The Taoiseach referenced current global tensions in his speech saying: “We are living in increasingly unsettled times where post World War Two norms of behaviour and language are being constantly undermined.

“We are seeing growing incidents of people feeling comfortable expressing antisemitism, racism and intolerance.”

The Claims Conference research also found half of the Irish adults it questioned did not know that six million Jews were murdered in the Holocaust.

“It speaks to how systematic and how comprehensive the Nazi attempt to murder an entire people was,” said Martin.

“To play down that number is not just to play down the number of people that died, but it’s to play down the fact that this was a systemic attack, an attempt to systematically wipe out an entire people, and we cannot forget that.”

He said there needed to be a greater emphasis on making sure education about history is “accurate”, and not just gleaned from education.

He also said: “I think people try to avoid the topic of Holocaust education because of contemporary politics and we have to know that remembering the Holocaust is not conditional, is not contingent on anything going on in the world today.

“Regardless of one’s political ideology, the Holocaust is something that needs to be remembered, and lessons need to be learned.”

Earlier in the day Simon Harris released a statement saying it is “our great shame” that the lessons of the Holocaust still have not been learnt.

He said: “Rising antisemitism, in Ireland and around the world, is an attack on history.

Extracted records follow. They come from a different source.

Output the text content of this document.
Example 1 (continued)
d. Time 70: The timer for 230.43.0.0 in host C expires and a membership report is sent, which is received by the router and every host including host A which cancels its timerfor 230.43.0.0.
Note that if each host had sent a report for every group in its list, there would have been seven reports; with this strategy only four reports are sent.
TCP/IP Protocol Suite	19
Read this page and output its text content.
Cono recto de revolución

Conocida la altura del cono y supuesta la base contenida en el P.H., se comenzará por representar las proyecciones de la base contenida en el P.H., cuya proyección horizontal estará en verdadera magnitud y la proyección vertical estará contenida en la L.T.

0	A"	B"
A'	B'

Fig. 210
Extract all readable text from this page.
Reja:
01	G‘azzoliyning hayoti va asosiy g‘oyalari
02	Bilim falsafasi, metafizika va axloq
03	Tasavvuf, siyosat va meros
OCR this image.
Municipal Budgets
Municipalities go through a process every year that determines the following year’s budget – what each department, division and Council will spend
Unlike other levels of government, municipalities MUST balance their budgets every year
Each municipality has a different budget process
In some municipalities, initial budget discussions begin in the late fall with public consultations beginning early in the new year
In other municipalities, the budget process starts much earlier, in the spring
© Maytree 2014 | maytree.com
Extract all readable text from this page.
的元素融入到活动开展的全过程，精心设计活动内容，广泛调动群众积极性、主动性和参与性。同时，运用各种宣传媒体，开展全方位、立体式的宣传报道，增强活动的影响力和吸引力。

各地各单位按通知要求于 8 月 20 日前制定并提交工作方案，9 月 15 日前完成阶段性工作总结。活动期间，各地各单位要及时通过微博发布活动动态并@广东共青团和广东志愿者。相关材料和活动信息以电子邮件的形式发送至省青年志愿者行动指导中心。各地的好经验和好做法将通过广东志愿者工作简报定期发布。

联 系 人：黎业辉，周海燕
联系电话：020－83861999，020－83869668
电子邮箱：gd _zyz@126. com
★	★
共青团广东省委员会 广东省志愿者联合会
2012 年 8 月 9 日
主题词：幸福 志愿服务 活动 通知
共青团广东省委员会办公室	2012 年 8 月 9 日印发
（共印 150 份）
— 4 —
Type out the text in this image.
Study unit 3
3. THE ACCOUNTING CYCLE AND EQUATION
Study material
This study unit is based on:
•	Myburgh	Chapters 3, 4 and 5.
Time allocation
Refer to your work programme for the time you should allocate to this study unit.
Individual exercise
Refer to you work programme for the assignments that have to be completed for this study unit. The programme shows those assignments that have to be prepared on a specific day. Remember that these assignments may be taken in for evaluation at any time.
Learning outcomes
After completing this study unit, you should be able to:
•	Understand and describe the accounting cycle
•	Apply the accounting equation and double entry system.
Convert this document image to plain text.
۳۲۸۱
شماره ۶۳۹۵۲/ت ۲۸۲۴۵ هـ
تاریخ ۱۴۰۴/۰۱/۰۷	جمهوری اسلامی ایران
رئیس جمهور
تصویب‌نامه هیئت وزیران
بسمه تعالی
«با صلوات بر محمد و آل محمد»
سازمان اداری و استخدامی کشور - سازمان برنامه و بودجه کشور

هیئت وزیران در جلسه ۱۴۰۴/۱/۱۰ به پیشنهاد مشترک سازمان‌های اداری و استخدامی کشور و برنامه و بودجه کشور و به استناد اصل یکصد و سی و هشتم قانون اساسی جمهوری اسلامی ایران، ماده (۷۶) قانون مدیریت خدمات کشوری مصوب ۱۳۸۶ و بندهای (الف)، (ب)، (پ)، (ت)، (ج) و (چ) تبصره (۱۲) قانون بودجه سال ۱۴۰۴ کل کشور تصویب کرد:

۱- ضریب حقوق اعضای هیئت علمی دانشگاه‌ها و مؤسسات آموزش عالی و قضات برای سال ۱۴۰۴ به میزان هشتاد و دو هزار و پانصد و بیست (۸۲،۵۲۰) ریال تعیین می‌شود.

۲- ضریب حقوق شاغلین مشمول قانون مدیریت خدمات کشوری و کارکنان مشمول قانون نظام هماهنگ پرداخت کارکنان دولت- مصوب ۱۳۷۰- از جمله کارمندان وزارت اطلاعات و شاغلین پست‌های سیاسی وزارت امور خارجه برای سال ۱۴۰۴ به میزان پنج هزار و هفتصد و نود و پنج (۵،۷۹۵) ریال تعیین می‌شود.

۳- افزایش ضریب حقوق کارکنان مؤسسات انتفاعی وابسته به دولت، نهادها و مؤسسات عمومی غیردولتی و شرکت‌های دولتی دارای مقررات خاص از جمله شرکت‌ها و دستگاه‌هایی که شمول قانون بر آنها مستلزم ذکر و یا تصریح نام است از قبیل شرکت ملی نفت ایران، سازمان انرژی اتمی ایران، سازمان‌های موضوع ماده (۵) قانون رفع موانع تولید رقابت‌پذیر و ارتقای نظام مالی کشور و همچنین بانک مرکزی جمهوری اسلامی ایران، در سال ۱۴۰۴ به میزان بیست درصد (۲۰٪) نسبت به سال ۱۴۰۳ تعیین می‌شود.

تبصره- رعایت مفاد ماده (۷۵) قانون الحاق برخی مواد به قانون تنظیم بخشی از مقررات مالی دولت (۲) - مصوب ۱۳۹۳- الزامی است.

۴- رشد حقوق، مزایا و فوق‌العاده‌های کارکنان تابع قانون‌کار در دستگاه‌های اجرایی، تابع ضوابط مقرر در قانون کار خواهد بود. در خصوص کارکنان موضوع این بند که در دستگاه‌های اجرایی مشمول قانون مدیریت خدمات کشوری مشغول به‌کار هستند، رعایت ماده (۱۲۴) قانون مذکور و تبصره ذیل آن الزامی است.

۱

It is an attack on truth.

“It is an attack on democracy and our democratic values.

“It is evil personified in the way it erodes basic values of decency and respect for other people.”

Harris said: “It is profoundly disturbing that there is growing evidence that increasing numbers of young people in Ireland and around the world have a basic lack of awareness and understanding of the Holocaust.”